Elizabeth Moss being an absolute badass and fucking shit up

I guess this episode is why it feels like a turn to me— she’s gone from fucking up the tools of Gilead to fucking up a teenager who’s just as much of a victim as she is. I just don’t fully trust that the show sees this as “fucking up a teenager” instead of “turning a teenager into a badass warrior for The Resistance”.
posted by supercres at 1:45 PM on May 1, 2021


That teenager was already fucked up by Gilead, June simply pushed her to get a bit of revenge.

Should June have done that? Probably not, simply because a missing soldier draws attention, the last thing they need. But as a way of hitting back? I can't fault the character too much for that.
posted by Brandon Blatcher at 6:19 PM on May 1, 2021 [2 favorites]

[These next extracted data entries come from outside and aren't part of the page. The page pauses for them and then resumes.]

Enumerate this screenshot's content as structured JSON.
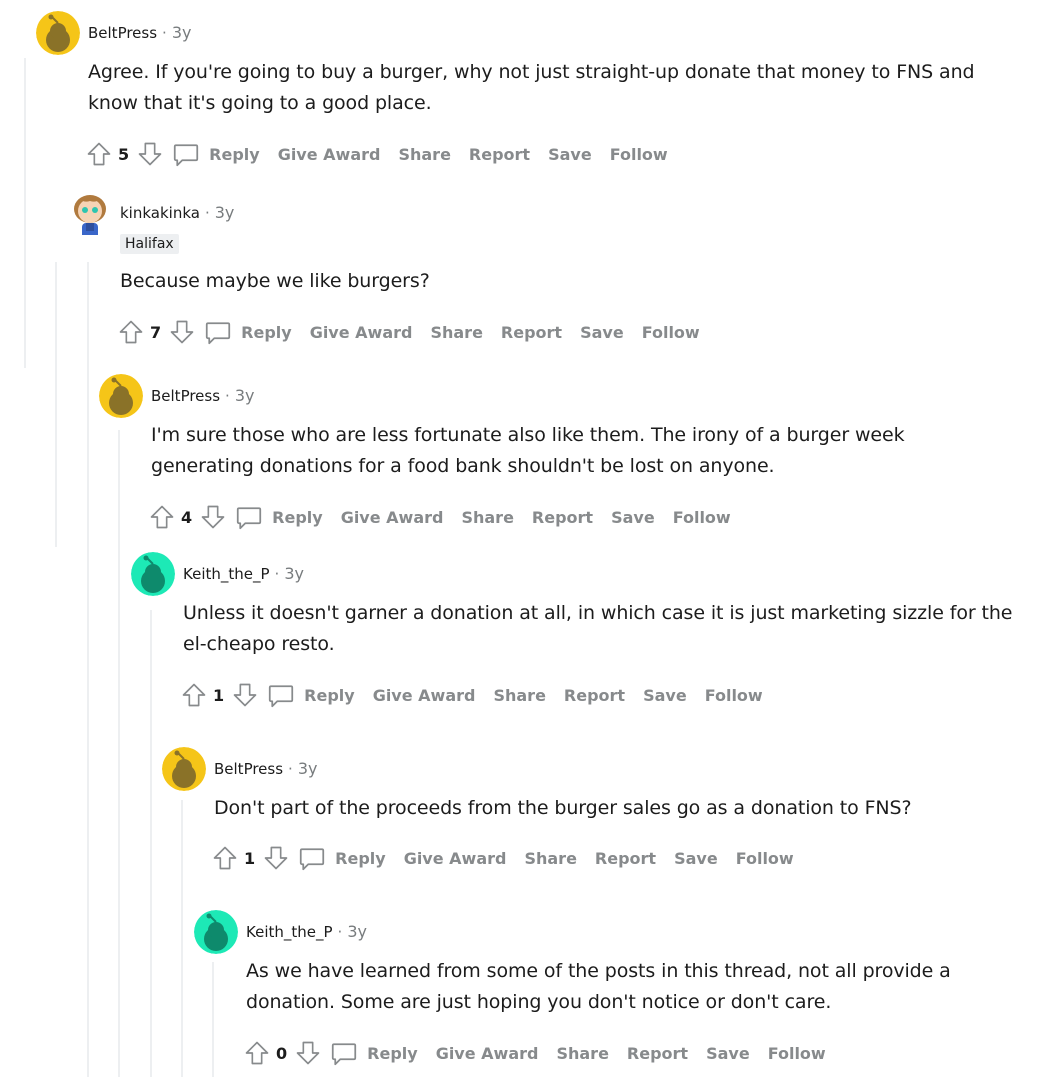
{
  "colors": {
    "avatar_yellow": "#f5c518",
    "avatar_teal": "#1de9b6",
    "thread_line": "#edeff1",
    "action_gray": "#878a8c",
    "meta_gray": "#787c7e"
  },
  "comments": [
    {
      "author": "BeltPress",
      "sep": "·",
      "time": "3y",
      "avatar": "snoo-avatar-yellow",
      "body": "Agree. If you're going to buy a burger, why not just straight-up donate that money to FNS and know that it's going to a good place.",
      "votes": "5",
      "actions": {
        "reply": "Reply",
        "award": "Give Award",
        "share": "Share",
        "report": "Report",
        "save": "Save",
        "follow": "Follow"
      }
    },
    {
      "author": "kinkakinka",
      "sep": "·",
      "time": "3y",
      "avatar": "custom-avatar-girl",
      "flair": "Halifax",
      "body": "Because maybe we like burgers?",
      "votes": "7",
      "actions": {
        "reply": "Reply",
        "award": "Give Award",
        "share": "Share",
        "report": "Report",
        "save": "Save",
        "follow": "Follow"
      }
    },
    {
      "author": "BeltPress",
      "sep": "·",
      "time": "3y",
      "avatar": "snoo-avatar-yellow",
      "body": "I'm sure those who are less fortunate also like them. The irony of a burger week generating donations for a food bank shouldn't be lost on anyone.",
      "votes": "4",
      "actions": {
        "reply": "Reply",
        "award": "Give Award",
        "share": "Share",
        "report": "Report",
        "save": "Save",
        "follow": "Follow"
      }
    },
    {
      "author": "Keith_the_P",
      "sep": "·",
      "time": "3y",
      "avatar": "snoo-avatar-teal",
      "body": "Unless it doesn't garner a donation at all, in which case it is just marketing sizzle for the el-cheapo resto.",
      "votes": "1",
      "actions": {
        "reply": "Reply",
        "award": "Give Award",
        "share": "Share",
        "report": "Report",
        "save": "Save",
        "follow": "Follow"
      }
    },
    {
      "author": "BeltPress",
      "sep": "·",
      "time": "3y",
      "avatar": "snoo-avatar-yellow",
      "body": "Don't part of the proceeds from the burger sales go as a donation to FNS?",
      "votes": "1",
      "actions": {
        "reply": "Reply",
        "award": "Give Award",
        "share": "Share",
        "report": "Report",
        "save": "Save",
        "follow": "Follow"
      }
    },
    {
      "author": "Keith_the_P",
      "sep": "·",
      "time": "3y",
      "avatar": "snoo-avatar-teal",
      "body": "As we have learned from some of the posts in this thread, not all provide a donation. Some are just hoping you don't notice or don't care.",
      "votes": "0",
      "actions": {
        "reply": "Reply",
        "award": "Give Award",
        "share": "Share",
        "report": "Report",
        "save": "Save",
        "follow": "Follow"
      }
    }
  ]
}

Yeah, I found the guard's death incredibly satisfying, although disturbing in the same measure. Very few people who have been violated and harmed like Mrs. Keyes ever get to take their justice into their own hands and see it done. And I think this episode also shows why we don't let people enact their own justice as well.

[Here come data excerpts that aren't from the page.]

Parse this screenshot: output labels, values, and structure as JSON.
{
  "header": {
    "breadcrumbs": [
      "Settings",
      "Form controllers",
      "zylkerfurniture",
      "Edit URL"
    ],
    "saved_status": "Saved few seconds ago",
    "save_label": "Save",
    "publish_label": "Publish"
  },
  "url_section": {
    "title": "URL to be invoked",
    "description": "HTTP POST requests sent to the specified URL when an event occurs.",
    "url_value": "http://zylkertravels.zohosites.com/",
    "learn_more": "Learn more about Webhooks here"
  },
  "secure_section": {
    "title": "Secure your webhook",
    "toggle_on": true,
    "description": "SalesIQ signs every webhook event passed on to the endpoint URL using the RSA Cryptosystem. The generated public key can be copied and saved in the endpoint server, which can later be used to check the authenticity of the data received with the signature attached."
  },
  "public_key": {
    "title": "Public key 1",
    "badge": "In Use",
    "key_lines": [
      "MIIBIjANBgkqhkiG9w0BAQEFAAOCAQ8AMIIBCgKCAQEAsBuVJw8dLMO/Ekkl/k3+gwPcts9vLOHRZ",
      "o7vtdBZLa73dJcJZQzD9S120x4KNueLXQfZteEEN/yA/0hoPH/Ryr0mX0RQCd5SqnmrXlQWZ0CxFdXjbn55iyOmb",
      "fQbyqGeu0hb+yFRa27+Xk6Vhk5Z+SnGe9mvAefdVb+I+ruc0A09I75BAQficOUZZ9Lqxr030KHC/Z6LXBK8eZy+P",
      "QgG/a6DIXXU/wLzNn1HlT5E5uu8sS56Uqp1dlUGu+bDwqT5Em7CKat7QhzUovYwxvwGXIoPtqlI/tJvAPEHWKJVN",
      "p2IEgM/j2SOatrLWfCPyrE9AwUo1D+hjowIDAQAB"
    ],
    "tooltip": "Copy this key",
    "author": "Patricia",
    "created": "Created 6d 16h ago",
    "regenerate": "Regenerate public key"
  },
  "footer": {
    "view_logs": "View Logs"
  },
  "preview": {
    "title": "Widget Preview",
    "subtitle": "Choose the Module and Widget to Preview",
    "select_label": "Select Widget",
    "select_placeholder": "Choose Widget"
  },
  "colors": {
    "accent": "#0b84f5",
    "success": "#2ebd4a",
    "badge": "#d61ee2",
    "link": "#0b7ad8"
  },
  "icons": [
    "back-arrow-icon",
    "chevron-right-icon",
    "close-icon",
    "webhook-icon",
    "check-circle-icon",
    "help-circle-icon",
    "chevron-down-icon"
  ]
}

In any case, I really want this season to focus on the women characters and focus on how they are striking back at the regime and people that have harmed them so cruelly. Whether through violent means or not.
posted by longdaysjourney at 11:40 AM on May 5, 2021


It's funny to love The Leftovers as much as I do and watch all the fancy people smoking on Handmaid's Tale. Are they smoking because This Is Explicitly Not America?

I am almost caught up, will see if I can get to watching 2 and 3 tonight.
posted by wellred at 5:48 AM on May 6, 2021


Interesting to read this thread - I read the situation with the guard and June's verdict very differently. It seemed to me she did it in large part to manipulate Esther, and was having some complicated feelings about that fact.

Esther is itching for her revenge, for action, and earlier in the episode lashes out at June and others when she feels like they're not going to help her get that. June points out that their entire precarious position here depends on Esther, a traumatized teenager.

June setting it up so Esther kills the guard on June's orders is not the healthy thing to do. I think June knows that, but does it anyway as the most efficient way to keep Esther on-side. Esther will be more likely to listen if June tells her they need to lie low again in the future, now that June has given her a little of her revenge. Note also "make me proud" - that's June reinforcing her own role in Esther's revenge to Esther. June doesn't actually seem okay with what happened, and in better circumstances would have made different decisions with regard to Esther.

June also doesn't want to slip into the complacency that some of the other women would choose. She does want to act, and setting up the death of the guard the way she did pulls the other women towards her as a leader and towards more action in the future.

While June definitely wants revenge... the entire thing felt very calculated on June's part, mostly about the effects it would have on her group and their situation rather than the guard himself.
posted by vibratory manner of working at 1:05 AM on May 24, 2021 [4 favorites]


Just starting this season, feeling ambiguous about even watching. As Brandon Blatcher said, it's a bit too much "Elizabeth Moss mugging for the camera while doing some insane shit". But then it keeps surprising and I thought this first episode was awfully good.

My favorite part was the ambiguity of the morality of June's actions with Esther. Most of the comments here seem strongly opinionated one way or the other and mad that it wasn't clearer. I chose to understand it just as ambiguous in a way that really highlights just how terrible the situation is. The fulcrum of the episode is when June snaps to her friend "we are not safe here", highlighting how precarious and temporary their situation is. Seriously, their protectors are a senile Commander and his impetuous 15 year old child bride? It's a bad situation. So yes June wants to control Esther, but she also sympathizes with her, and she also wants her perpetrator dead but she also wants to serve justice. The final moment she chooses a form of control over Esther, her act of volition to take control of the whole situation. It's kind of awful but also totally understandable.